THE TERRIBLE: RAPEY! ALERT!
I mentioned Henry James earlier, who could do one thing Huxley can't: write of a woman who thinks. In PCP, women can be funny, shrewd, wicked or good, but they cannot be thinkers.
There’s more, and there’s worse: Rape is real, and a legitimate subject for literature. A crucial subject for literature, even. But while I live in the world with soaring sexual abuse rates, I’m not about to have any patience with an author -- particularly a male author -- who presents rape as a great way to win your girl.
It's all throughout the book, but the real rapey-charmer is the paramilitary strike-breaker, Webley, who writes this gem of a letter to the lady he fancies:
I warn you: one of these days I’ll try the good old methods. I’ll do a slight Rape of the Sabines and then where will your ineffable, remote superiority be? How I hate you really for compelling me to love you so much! It’s such a damnable injustice -- getting so much passion and longing out of me and giving nothing in return. And you not here to receive the punishment you deserve! I have to take a vicarious revenge on the ruffians who disturb my meetings [. . . at which point he describes beating up some commies . . .] it was really you I was fighting. If it hadn’t been for you I wouldn’t have been half so savage. [. . .] The next fight will be against the real enemy -- against you. So be careful, my dear. I’ll try to stop short of black eyes; but in the heat of the moment one never knows.
Whew, what a charmer! So MANLY! Nothing says I love you like a “slight rape” threat!
The female characters appear to be into this bruise-your-face 'uncontrollable passion.' It feels like I'm reading an Ayn Rand novel.

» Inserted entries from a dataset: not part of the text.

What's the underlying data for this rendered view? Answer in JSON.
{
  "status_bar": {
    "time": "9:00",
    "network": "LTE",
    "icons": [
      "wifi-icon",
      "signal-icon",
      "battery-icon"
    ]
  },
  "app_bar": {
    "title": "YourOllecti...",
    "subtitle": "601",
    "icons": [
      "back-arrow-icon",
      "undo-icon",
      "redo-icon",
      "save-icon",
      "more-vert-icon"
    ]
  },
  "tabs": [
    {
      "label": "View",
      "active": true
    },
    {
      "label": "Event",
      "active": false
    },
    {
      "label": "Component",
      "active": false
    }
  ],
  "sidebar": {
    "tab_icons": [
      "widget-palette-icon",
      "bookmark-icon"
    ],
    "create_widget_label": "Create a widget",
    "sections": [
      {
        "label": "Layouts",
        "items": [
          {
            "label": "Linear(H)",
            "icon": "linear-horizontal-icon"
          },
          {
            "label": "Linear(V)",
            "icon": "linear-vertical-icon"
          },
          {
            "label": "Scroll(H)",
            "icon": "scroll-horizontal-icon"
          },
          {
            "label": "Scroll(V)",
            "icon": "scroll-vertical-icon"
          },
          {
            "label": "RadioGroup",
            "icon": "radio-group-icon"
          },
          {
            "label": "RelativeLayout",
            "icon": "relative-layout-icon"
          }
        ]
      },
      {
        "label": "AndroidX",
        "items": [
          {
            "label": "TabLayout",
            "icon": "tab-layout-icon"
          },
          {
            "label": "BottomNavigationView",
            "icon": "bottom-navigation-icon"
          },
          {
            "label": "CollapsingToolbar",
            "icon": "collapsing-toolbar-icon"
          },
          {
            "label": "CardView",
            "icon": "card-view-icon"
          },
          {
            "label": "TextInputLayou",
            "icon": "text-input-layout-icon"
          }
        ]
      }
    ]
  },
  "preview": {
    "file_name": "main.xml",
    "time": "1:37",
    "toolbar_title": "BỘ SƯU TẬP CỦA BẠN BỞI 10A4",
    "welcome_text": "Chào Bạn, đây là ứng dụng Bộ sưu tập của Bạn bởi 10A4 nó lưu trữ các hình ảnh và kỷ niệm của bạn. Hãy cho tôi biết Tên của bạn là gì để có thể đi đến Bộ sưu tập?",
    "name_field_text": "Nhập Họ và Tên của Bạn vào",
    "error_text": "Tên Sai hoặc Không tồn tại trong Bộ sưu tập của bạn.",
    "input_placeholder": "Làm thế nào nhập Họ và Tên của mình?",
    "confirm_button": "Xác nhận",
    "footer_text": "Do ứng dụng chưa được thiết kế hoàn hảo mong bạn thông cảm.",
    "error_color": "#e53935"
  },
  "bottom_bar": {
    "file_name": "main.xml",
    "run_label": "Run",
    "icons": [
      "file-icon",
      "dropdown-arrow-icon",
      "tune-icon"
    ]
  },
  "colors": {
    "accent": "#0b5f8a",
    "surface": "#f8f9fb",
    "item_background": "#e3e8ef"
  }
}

When rape isn't happening or being threatened, misogyny can be more versatile. Philip, the character stand-in for Huxley himself, gets irritated that a woman he thinks is hot wants to actually talk to him. He thinks: "A woman who uses the shapeliness of her breasts to compel you to admire her mind -- [. . .] trying in private life, very trying indeed." You heard right -- she's just using her boobs to make a man listen to her ideas. Very bad manners.
When he pushes for sex, and she is clear she doesn't want his "pouncing and clawing," Philip leaves her with this lecture: "if you were really and consistently civilized, you'd take steps to make yourself less desirable. Desirability's barbarous. It's as savage as pouncing and clawing. You ought to look like George Eliot. Good-bye."
She sexually assaulted me first . . . by not making herself ugly enough for me to not want sex.
If Huxley had been interested in doing some of the same insightful analysis of gender that he does with class, this could be one of the best books, even if it couldn't escape the inevitable problems of a "novel of ideas." But he fails spectacularly.